今年夏天,一位身份不明的卖家在一个电商平台上出售没有独立包装的廉价无品牌卫生巾,月经贫困在中国重新受到了关注。有些人质疑为什么有人会买这种可能不卫生的卫生巾。两名网上买家表示,她们购买这种货是因为买不起更贵的产品。

In October, a 17-year-old girl in Chengdu raised nearly $200,000 in an online campaign to send pads to two high schools in Liangshan, a region in the southwestern province of Sichuan that has one of the highest poverty rates in the country.

10月,成都一名17岁女孩在一个向凉山两所高中寄送卫生巾的网络活动中筹集了近20万美元,凉山位于四川省西南部,是中国贫困率最高的地区之一。

Ms. Jiang, the founder of Stand by Her, said in a post online: “The process of having loud and frequent discussions will remove the stigma from menstruation. This will liberate thousands of women who are ashamed of it.”

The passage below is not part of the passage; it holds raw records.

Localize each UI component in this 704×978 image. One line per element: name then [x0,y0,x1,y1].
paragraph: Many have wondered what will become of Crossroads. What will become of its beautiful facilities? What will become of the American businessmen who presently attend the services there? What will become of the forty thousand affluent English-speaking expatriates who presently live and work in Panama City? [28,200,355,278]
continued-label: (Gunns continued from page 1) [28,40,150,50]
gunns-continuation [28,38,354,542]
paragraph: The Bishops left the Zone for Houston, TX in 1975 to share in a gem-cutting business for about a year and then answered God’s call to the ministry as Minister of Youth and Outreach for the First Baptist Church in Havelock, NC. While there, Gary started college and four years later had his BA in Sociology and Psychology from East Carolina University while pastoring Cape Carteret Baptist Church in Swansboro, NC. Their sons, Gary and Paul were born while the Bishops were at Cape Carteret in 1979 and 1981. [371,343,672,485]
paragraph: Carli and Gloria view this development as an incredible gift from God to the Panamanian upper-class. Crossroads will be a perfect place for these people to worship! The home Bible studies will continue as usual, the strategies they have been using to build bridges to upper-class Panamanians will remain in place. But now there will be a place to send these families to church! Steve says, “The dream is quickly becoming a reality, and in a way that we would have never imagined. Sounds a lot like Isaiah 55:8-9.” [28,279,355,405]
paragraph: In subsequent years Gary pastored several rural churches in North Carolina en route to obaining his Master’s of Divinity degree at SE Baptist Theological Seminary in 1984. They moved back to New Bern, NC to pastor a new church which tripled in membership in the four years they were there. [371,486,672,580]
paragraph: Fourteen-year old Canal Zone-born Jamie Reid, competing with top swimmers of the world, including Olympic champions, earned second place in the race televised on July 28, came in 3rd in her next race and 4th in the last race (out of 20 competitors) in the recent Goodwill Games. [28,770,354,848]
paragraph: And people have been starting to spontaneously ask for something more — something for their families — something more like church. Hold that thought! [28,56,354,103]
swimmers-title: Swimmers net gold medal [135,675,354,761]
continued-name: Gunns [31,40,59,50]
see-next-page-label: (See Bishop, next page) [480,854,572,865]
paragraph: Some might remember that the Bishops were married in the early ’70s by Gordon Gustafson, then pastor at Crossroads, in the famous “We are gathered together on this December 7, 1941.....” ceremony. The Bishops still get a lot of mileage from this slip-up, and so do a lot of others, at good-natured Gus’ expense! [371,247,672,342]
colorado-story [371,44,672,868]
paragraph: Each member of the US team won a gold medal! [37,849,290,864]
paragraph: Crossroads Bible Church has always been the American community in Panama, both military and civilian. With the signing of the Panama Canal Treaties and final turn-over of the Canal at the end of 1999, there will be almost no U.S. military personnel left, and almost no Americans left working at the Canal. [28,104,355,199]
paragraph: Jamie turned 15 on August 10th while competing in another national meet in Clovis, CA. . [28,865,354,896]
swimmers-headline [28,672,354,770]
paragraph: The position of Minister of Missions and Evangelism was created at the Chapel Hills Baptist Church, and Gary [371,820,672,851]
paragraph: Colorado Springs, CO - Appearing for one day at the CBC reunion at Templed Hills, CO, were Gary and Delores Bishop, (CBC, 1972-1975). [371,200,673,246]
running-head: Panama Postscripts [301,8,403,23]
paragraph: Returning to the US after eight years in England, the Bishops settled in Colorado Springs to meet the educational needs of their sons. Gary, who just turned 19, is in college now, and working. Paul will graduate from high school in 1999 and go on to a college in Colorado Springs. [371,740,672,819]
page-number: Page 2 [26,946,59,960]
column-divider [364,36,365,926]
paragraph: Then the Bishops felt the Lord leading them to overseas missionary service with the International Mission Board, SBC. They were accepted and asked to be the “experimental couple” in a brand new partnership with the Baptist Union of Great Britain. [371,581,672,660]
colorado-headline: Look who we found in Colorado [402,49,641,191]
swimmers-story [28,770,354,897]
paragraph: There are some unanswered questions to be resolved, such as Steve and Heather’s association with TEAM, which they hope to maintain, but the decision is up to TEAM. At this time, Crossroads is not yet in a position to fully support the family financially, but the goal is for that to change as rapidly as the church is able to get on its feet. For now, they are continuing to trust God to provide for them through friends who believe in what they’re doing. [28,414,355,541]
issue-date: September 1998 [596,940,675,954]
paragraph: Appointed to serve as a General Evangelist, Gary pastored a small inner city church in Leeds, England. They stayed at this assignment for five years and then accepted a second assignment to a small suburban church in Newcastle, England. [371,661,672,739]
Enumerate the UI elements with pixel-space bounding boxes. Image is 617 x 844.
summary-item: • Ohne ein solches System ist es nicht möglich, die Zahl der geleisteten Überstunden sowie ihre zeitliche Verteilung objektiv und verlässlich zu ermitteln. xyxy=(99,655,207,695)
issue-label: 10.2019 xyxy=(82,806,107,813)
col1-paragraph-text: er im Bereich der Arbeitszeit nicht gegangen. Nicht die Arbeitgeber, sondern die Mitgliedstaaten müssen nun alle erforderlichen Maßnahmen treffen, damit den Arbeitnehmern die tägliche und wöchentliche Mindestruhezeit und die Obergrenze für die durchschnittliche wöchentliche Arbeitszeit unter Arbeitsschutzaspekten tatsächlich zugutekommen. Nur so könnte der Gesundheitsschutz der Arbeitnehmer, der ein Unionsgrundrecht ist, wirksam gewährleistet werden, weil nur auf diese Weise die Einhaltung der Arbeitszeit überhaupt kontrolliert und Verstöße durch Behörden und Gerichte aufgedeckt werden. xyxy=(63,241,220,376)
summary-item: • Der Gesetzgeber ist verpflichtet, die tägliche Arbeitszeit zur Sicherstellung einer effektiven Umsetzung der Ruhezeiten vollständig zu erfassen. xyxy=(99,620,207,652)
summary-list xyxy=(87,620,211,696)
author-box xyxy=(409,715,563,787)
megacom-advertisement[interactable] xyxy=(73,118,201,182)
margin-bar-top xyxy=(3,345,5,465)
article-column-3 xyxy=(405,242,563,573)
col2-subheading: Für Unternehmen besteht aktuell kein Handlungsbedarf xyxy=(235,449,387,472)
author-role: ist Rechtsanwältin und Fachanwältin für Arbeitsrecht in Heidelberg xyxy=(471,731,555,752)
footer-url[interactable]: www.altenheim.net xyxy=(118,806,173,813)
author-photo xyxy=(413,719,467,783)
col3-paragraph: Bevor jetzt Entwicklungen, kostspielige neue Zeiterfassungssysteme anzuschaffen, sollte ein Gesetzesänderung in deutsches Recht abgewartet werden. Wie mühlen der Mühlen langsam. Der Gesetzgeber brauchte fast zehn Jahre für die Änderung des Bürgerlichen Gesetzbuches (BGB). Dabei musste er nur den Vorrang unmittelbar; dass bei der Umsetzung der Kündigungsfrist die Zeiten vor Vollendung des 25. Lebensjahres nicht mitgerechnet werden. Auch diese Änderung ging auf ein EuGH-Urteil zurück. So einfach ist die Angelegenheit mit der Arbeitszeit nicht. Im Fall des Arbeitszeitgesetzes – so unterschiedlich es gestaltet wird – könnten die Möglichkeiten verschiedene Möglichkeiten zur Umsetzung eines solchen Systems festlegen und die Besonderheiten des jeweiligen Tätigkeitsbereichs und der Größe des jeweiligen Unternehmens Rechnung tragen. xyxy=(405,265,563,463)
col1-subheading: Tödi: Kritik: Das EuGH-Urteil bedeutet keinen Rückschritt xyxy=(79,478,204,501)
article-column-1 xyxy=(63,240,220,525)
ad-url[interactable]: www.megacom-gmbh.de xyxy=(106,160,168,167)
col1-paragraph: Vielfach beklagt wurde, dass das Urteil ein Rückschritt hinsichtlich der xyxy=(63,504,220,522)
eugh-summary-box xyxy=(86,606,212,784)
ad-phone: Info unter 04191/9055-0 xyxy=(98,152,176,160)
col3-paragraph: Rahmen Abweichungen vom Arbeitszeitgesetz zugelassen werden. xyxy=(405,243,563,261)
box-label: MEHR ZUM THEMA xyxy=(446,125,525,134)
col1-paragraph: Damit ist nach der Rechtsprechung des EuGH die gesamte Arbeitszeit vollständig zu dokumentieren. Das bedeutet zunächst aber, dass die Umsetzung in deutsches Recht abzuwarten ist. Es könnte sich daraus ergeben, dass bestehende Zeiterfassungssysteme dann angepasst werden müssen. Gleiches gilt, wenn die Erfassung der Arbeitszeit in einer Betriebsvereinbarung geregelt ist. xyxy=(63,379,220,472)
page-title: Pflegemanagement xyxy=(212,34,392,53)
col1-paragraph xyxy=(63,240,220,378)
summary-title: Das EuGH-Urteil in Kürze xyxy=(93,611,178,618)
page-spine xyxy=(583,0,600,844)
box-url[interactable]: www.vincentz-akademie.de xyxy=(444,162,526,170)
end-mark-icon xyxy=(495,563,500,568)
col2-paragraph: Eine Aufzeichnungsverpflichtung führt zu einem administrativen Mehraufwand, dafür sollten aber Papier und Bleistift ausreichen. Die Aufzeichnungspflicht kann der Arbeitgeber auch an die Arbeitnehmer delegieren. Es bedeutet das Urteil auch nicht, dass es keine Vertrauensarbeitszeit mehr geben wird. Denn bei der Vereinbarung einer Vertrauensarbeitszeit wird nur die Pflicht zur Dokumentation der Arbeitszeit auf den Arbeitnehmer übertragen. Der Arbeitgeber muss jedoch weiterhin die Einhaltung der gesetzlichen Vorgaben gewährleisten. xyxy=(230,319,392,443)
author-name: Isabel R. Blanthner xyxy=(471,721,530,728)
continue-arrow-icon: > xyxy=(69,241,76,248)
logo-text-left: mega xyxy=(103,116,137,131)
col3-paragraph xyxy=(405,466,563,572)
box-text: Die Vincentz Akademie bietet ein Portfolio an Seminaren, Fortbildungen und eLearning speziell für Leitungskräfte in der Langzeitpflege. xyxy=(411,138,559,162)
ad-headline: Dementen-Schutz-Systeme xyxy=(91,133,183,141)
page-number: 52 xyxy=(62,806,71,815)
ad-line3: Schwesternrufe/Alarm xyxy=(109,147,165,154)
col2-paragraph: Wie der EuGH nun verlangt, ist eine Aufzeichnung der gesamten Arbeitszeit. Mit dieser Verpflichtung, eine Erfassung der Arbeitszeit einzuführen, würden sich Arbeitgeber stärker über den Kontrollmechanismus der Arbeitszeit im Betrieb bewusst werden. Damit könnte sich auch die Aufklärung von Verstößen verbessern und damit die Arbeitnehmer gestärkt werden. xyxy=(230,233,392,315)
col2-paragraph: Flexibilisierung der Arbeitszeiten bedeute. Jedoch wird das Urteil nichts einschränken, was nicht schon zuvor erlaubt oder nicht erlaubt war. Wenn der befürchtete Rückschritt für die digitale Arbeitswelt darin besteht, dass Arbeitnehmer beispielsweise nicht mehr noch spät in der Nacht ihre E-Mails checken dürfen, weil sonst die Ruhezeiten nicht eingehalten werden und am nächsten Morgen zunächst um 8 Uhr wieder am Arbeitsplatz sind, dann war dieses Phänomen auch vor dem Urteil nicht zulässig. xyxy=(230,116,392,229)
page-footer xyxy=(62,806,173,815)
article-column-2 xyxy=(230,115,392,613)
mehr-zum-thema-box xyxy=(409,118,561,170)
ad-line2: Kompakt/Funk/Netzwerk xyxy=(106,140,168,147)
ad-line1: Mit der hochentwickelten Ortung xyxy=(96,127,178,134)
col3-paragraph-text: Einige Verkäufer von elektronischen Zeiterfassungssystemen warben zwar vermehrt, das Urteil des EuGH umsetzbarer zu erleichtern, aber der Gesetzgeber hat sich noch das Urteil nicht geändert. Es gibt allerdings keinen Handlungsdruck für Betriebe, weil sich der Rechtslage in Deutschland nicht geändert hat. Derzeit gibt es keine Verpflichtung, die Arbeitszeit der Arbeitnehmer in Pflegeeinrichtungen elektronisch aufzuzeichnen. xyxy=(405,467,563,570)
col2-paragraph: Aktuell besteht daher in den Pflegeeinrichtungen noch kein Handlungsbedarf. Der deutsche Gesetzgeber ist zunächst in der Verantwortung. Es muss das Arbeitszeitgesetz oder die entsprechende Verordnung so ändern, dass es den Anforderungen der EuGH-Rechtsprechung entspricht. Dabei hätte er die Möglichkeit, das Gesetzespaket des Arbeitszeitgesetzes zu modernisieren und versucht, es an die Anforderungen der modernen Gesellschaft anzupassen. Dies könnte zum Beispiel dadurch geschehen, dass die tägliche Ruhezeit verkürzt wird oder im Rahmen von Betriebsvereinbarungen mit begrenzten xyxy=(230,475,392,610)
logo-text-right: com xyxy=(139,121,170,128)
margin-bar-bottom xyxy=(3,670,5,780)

“予她同行”的发起者江金静在网上的一篇帖子中说:“如此频繁、大声量且这么多人参与讨论,这个过程就正在给月经去除羞耻,不知不觉中就解放了成千上万因为月经自我羞愧的女性。”

She noted that “pads” and “periods,” once taboo words, were being more commonly discussed in the country.

她指出,曾是禁忌词汇的“卫生巾”和“月经”如今在中国得到了更多讨论。

“This already is a huge breakthrough and milestone,” she said.

“这件事本身就已经是一个非常大的突破和里程碑了,”她说。